Sunday, May 15, 2011

"He's walked 40 miles just to keep the flies of his sister's face."

I've never seen more visually stimulating cinema than Fernando Meirelles'. For me, it has always been that the difference between a play and a movie is the extra character of a camera. That's it. Everything that can be done in a cinema can be done on stage, it's just that in case of a cinema, the director has the phenomenal power of showing you what he wants and how he wants it. There have been quite a few exponents of the cinematic camera, but for me, none more so than this filmmaker from Brazil. Some shots in The Constant Gardener are so breathtaking in their composition that you wonder if the every shot is a labour of love.

We've all talked about the great cinematographers from Latin America thanks to the popularity of movies like Y Tu mama Tambien, Amores Perros and Pan's Labyrinth. How could we have missed Meirelles and Salles. I've just seen two films of Meirelles, The City of God and The Constant Gardener and I realise the impact of a camera. Be it the energetic, rotating shots in Cidade de Deus or the handheld, wavering camera here, it's just Meirelles. What captivated me more than anything else in these two movies is the colour and the ethnic music of the place. It's just amazing.

If City of God in itself was one of the finest movies of our times, here with actors like Fiennes and Weisz, he took it a step further. Fiennes is a revelation, what a second act. His character reminds me a lot of Gogol's Overcoat's protagonist, he's dogged in his approach to work, is one-dimensional until he finds something to live for and then once he loses it, his need to avenge it attributes the same style.

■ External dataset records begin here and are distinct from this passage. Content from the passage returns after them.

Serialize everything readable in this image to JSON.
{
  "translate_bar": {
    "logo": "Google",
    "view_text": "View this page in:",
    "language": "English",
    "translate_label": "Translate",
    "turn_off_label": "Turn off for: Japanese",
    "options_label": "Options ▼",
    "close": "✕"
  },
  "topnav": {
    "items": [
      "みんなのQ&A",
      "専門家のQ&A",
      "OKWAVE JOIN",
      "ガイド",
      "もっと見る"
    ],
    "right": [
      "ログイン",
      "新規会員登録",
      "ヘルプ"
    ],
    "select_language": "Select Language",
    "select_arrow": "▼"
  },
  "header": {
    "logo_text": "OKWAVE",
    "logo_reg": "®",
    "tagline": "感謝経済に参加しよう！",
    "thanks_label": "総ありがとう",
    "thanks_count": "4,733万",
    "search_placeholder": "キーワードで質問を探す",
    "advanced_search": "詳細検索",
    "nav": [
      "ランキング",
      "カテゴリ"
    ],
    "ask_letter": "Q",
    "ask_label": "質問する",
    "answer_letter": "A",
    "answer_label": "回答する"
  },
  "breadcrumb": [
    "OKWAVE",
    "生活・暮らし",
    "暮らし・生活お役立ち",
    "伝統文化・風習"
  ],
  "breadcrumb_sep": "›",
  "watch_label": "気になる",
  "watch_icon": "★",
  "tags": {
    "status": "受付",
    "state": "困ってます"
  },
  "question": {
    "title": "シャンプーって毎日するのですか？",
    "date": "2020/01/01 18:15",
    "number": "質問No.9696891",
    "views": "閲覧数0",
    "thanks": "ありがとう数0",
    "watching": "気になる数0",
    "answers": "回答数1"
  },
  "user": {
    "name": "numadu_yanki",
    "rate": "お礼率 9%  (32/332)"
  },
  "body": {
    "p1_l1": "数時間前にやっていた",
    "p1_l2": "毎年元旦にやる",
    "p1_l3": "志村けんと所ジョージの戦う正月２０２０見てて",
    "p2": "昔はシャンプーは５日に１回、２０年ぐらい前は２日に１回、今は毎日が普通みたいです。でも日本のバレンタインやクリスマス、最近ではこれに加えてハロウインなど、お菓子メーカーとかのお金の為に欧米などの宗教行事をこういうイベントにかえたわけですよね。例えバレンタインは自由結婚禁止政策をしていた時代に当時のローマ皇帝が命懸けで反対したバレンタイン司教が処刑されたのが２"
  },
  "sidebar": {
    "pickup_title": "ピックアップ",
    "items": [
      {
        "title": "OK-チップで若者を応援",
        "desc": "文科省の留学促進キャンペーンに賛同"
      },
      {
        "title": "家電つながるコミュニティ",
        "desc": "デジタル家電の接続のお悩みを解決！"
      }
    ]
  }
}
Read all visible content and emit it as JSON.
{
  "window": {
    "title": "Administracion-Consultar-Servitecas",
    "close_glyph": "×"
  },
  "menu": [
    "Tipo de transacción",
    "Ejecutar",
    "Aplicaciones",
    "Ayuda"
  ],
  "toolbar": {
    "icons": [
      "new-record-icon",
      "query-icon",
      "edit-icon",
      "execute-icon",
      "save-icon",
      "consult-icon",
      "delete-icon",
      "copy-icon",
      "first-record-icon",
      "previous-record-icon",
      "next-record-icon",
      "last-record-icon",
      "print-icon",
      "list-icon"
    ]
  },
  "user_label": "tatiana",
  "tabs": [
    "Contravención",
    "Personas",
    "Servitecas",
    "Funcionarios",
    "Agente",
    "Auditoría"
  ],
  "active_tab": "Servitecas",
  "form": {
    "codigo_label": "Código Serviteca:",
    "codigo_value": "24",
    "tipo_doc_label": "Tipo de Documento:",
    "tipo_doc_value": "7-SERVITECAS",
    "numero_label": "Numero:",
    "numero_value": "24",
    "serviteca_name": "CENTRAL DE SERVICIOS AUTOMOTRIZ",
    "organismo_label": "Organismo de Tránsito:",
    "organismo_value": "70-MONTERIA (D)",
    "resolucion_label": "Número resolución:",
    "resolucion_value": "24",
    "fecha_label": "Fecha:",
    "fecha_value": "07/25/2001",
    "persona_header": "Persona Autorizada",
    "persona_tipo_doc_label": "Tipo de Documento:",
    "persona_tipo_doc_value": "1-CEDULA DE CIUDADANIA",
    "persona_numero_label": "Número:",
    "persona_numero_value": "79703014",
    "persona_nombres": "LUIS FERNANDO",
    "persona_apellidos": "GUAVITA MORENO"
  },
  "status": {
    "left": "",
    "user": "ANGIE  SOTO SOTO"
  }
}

Meirelles has us look at Africa and his camera doesn't flinch. He wants us to experience guilt, wants us to be wounded; unlike in his earlier film where he was the objective observer, here he wants us to come in as close contact with the brutal reality as possible. The film is about Pharmaceutical companies testing their drugs on Africans as the Rest of the World is busy. "Disposable medicines for disposable people; It is how they expiate their guilt", one character observes. There are some really heart rendering moments in the movie, like when Fiennes' character yells, "It is one child we can help", bringing back reminiscences of what his wife had asked of him earlier. I'm yet to read John Le Carre's novel but the film gives us the story and more importantly takes us there, into that World where a twelve year old kid walks 40 miles. Meirelles never let's us forget the kind of luxuries we enjoy at the expense of people like them and he mocks the system in a scene where the camera rotates from an expanse of a Golf course, where a few Caucasians are playing, to show a slum where houses are packed next to each other. Diplomatic relationships are like that and despite all that people say, Nobody really gives a fuck.

But despite the hypocrisy pervading the film, Meirelles' does not forget to show us those unheralded heroes, like the cargo pilot who says, "Do not embarrass me with your money, you can't buy this". It is heart-wrenching, provoking and disgusting to realise what order of hypocrites we are to be constantly turning out heads away and quelling our conscience.

There is a woman who cannot stand injustice. There is her husband whose entire world revolves around her, until he realises she ain't never coming back and all he can do is settle her accounts and go to her. It is cinema at its greatest and more than that.